Peng's banding pancreaticoenterostomy inserted the pancreatic stump into the jejunum, sewed the pancreatic stump and jejunum without penetrating the jejunoplasmic muscle layer 38,39. After the pancreatic stump was inserted into the jejunum cavity, it was bound around the jejunum and the pancreas, and both were tied together to avoid pinholes on the surface of the pancreas, thus significantly reducing the incidence of pancreatic leakage. The essence of Peng's binding pancreaticoenterostomy was a nested method. By banding, the pancreas showed that there is no residual pinhole, thereby reducing pancreatic leakage. In the study by Maggiori et al., a conventional PJ and banding technique had a similar fistula rate, but healing of the fistula took longer in patients with PJ carried out using Peng’s technique compared to conventional PJ (29 vs. 9 days) 40. Incidence of hemorrhage was also higher in the binding technique (6/22 vs. 0/25). The method used in this study, through U-shaped suture and jejunum half invagination, not only achieved the goal of hemostasis to reduce the bleeding of anastomotic mouth, but also achieved the goal of half invagination into the stump of pancreas and jejunum on the needle hole of the pancreas surface, so we called it half-invagination pancreatic duct to mucous membrane anastomosis.
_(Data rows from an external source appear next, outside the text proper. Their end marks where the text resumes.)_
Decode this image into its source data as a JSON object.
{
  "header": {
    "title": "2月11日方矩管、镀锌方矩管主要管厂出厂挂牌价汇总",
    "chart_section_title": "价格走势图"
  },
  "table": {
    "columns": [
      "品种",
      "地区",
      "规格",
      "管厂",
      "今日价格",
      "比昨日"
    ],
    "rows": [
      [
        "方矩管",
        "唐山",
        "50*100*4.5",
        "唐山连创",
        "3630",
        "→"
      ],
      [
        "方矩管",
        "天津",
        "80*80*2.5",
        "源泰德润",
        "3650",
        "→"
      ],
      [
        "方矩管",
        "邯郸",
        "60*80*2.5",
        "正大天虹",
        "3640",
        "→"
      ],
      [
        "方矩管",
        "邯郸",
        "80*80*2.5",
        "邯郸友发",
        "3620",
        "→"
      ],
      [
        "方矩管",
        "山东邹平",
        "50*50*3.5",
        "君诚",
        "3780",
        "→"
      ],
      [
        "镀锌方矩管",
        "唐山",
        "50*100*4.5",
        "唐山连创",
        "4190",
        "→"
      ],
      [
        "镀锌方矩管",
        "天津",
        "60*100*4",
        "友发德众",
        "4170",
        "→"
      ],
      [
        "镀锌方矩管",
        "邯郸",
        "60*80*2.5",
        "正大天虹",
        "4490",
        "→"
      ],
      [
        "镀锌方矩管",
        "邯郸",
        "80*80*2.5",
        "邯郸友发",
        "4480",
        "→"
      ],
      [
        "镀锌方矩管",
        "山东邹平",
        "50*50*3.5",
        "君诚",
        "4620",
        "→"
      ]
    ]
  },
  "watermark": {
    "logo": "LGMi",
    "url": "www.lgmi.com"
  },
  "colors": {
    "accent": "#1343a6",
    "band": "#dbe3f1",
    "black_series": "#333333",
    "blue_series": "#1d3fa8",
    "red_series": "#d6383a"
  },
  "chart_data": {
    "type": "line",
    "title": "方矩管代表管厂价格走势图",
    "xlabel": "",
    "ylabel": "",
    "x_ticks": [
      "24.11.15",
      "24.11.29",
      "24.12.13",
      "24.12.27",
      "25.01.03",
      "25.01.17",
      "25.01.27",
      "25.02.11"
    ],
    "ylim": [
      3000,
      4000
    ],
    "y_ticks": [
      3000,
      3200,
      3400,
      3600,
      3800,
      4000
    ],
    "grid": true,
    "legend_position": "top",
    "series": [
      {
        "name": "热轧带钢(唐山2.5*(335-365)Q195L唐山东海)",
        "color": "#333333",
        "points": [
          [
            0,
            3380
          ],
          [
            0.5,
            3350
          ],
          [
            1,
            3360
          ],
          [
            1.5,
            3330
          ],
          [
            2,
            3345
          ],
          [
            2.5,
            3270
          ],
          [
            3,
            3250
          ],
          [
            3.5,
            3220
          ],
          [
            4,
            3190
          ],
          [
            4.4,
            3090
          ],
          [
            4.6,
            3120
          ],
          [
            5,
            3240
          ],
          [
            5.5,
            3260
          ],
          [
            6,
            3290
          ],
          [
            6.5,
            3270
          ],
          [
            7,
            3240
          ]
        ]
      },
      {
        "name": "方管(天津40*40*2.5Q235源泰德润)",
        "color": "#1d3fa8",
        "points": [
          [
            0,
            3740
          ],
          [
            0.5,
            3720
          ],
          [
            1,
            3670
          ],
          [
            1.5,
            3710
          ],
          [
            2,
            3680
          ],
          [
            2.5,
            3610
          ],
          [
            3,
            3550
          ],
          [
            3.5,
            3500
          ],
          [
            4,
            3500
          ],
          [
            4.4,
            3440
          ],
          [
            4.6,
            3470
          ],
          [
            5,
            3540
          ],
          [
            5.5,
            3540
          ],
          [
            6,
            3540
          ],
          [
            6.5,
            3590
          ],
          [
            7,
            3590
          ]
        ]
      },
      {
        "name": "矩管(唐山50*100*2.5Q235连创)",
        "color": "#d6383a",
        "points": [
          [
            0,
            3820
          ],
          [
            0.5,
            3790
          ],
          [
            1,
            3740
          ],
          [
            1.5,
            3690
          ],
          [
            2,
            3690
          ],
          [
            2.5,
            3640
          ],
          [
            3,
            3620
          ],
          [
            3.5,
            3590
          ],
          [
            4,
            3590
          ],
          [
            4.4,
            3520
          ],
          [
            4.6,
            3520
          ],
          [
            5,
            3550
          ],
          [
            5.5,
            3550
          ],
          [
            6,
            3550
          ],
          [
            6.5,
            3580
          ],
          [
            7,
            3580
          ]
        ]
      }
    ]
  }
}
However, it had also been reported that the incidence of pancreatic leakage by using the modified Blumgart method is similar to that by Cattell Warren method and kakita method 41,42. Kawakatsu et al. reported the application in soft pancreas 41. The incidence of pancreatic leakage was 42.7% in the above method and 42.6% in the Kakita method, showing no statistical difference. Lee et al. compared Blumgart method with Cattell Warren method, and the incidence of pancreatic leakage was 13.7% versus 2.3%, P = 0.110, respectively 42. There was no statistical difference, which may need more case verification. Recently, Hirono et al. reported a prospective randomized controlled study for improving Blumgart and Kakita methods 32. The incidence of pancreatic leakage in the two groups was 10.3% and 6.8%, respectively. The two groups also had similar complication rates.
The limitations of this study were as follows: this study was a retrospective study with a small number of cases, and the cases in the CW group were completed by two groups of doctors, which may lead to bias in case selection and surgical skills. Nevertheless, we compared the effects of two laparoscopic pancreaticojejunostomy methods for the first time. Moreover, randomized controlled trials should be needed to assess the true value of the laparoscopic approach in PD.
In conclusion, method proposed in this study can effectively reduce the incidence of postoperative pancreatic leakage and serious complications, and is a more convenient, easier, and safer half-invagination pancreatic duct to mucous membrane anastomosis, which is more suitable for laparoscopy.